A 20.6 per cent increase in domestic passenger traffic in India is worth a special note. Over half of the growth in passenger traffic in Asia-Pacific came from these three economic giants. Other major contributors to the region’s strong passenger numbers were the major commercial airports in Thailand (+12.5 per cent), Japan (+4.6 v), Indonesia (+9.2 per cent), Australia (+5.4 per cent) and Chinese Taipei (+12.1 per cent). China and Korea posted strong a growth in international passengers (16.6 per cent and 15.7 per cent respectively).
Total air freight traffic in Asia-Pacific picked up 5.9 per cent in June 2016, surpassing the year-to-date figure of one per cent. International air freight in the region grew a meagre 0.5 per cent during the first half of the year, while domestic air freight in Asia-Pacific was somewhat stronger at 2.4 per cent.

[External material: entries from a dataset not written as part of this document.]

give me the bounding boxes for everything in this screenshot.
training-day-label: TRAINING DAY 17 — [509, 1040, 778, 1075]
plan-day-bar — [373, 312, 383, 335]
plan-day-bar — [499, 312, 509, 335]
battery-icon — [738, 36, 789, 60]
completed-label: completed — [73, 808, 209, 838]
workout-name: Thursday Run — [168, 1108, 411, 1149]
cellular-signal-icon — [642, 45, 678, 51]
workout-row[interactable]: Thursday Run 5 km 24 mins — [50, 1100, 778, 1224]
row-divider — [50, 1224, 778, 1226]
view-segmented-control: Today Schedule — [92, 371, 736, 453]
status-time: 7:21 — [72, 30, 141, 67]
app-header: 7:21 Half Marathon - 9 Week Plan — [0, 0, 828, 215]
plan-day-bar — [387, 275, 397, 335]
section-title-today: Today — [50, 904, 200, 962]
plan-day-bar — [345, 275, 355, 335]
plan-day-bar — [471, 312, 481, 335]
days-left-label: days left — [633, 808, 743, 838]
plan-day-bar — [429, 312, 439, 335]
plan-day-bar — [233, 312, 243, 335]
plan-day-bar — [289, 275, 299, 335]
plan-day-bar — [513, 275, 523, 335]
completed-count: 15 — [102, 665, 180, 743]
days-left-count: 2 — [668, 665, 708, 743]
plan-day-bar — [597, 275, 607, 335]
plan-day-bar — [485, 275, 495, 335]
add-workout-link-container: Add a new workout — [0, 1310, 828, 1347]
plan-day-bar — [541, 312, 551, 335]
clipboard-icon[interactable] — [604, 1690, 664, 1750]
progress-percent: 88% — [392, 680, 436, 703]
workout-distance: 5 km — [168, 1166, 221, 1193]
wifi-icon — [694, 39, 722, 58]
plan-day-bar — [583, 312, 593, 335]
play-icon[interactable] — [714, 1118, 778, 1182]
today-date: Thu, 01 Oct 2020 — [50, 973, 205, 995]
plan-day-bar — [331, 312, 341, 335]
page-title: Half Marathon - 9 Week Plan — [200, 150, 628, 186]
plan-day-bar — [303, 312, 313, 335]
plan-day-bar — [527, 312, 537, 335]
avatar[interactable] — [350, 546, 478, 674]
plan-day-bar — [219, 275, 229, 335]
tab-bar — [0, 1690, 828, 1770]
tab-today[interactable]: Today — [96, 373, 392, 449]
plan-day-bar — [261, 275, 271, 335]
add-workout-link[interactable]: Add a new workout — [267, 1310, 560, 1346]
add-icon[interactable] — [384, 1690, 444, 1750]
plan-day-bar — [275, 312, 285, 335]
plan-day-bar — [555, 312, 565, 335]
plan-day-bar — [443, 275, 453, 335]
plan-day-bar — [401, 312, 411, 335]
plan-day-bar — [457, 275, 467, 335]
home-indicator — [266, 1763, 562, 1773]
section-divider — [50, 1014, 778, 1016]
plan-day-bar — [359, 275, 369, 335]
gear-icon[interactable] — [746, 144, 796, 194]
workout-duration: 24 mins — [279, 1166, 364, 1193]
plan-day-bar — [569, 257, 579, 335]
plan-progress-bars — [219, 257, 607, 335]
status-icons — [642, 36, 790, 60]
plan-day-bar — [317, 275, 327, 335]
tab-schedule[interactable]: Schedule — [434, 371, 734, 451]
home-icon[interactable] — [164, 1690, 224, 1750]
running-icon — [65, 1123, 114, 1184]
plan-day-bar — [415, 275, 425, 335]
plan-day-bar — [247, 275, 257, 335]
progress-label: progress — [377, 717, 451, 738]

China, accounting for over a third of air freight traffic in the region (34.3 per cent share in 2015), grew a modest 3.9 per cent in total freight (+3.2 per cent in domestic and +4.8 per cent in international freight on a year-to-date basis).
In Japan – the second largest air freight market in the region with a 13.4 per cent share – air freight at major commercial airports dropped 2.7 per cent during the first half of 2016, with equal declines in domestic and international freight.
Hong Kong, the third largest air freight market in Asia-Pacific with a 10.8 per cent share—saw a 0.8 per cent fall in international freight, while India posted a robust 9.6 per cent increase in total freight for the first six months of 2016, consisting of 4.1 per cent growth in domestic freight and 10.5 per cent growth in international freight.
Korea posted 0.4 per cent increase in total air freight, international freight growing 0.9 per centeven as domestic freight slipped into negative territory with a 4.6 per cent decrease. The air freight markets of Malaysia and Indonesia saw traffic declines of 18.5 per cent and 8.8 per cent respectively on a year-to-date basis.